Kedua, teknologi pewarnaan batik. Seperti telah diketahui bahwa pewarnaan batik hingga saat ini masih menggantungkan dari obat-obat pewarna buatan luar negeri. Padahal sesungguhnya kondisi alam Indonesia sangat kaya dengan bahan-bahan alam yang dapat dimanfaatkan sebagai pewarna. Bahkan sejak pertama munculnya batik, hal ini telah dilakukan oleh para pembatik kala itu. Persoalannya sekarang adalah bagaimanabahan-bahan alam yang tersedia itu dapat diolah dengan sedemikian rupa sehingga menghasilkan pewarna batik dengan kualitas tinggi, baik dari sisi ketahanan maupun keragamannya. Sehingga selain memiliki daya tahan yang mampu menembus dimensi waktu di segala zaman, juga akan diperoleh inovasi warna yang semakin berkembang dari waktu ke waktu. Dengan mendasarkan pada potensi sumber daya lokal ini, maka perkembangan industri perbatikan Indonesia di masa mendatang akan tumbuh sebagai industri yang kokoh karena dibangun dengan kemandirian.

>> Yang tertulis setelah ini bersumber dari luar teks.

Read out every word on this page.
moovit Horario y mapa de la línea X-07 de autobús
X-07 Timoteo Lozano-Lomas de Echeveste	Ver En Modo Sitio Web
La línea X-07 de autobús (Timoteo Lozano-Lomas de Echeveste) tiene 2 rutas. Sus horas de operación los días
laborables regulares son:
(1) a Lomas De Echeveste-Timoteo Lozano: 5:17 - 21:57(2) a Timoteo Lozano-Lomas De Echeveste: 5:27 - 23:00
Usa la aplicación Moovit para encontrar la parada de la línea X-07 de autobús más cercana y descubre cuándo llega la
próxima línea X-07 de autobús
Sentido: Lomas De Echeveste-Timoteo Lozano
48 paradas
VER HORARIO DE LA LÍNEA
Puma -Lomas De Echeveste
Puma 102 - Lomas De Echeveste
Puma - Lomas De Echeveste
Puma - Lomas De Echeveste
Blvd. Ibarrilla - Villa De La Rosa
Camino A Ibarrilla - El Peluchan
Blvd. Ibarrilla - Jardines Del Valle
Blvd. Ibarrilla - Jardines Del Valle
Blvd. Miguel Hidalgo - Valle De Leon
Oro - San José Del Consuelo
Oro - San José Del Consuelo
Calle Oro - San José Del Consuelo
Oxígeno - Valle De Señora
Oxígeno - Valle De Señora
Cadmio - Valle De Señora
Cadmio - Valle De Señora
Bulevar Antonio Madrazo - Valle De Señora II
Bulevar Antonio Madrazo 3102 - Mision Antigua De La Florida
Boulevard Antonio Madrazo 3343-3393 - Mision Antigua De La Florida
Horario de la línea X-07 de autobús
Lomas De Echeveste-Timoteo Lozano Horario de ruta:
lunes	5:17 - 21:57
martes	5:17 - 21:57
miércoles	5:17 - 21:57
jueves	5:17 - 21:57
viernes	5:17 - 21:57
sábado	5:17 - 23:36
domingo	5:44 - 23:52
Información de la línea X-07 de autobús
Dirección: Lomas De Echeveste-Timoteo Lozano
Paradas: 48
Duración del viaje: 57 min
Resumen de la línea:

Ketiga, teknologi desain. Sebagai sebuah karya seni yang sarat dengan nilai estetika maka kualitas dan kelas batik sangat dipengaruhi oleh kualitas desain sebagai motif-motifnya. Teknologi desain dalam pengembangan industri perbatikan diperlukan agar motif batik tidak monoton dan akhirnya lekang di makan zaman. Desain motif dalam seni batik sangat dipengaruhi oleh berkembangnya peradaban umat manusia di zamannya. Misalnya motif batik pada zaman raja-raja tentu akan berbeda dengan motif batik yang ada pada zaman sekarang. Namun demikian teknologi desain dalam seni batik bukan dimaksudkan untuk menanggalkan motif lama yang klasik. Justru teknologi desain di sini menurut hemat penulis dimaksudkan agar seni batik tetap indah dipandang dengan selalu mengikuti trend perkembangan zaman namun dengan tetap mempertahankan pakem sebagai sebuah tradisi warisan Indonesia yang bernilai tinggi. Sehingga filosofi batik tidak hanyut ditelan ganasnya peradaban. Dengan demikian teknologi desain dalam hal ini sesungguhnya lebih berperan sebagai kolaborator antara pakem dan kontemporer. Mempertahankan pakem bukan berarti berhenti tanpa inovasi, namun justru inovasi itu bisa dilakukan dengan menggali dan mengembangkan akar budaya bangsa dalam motif batik.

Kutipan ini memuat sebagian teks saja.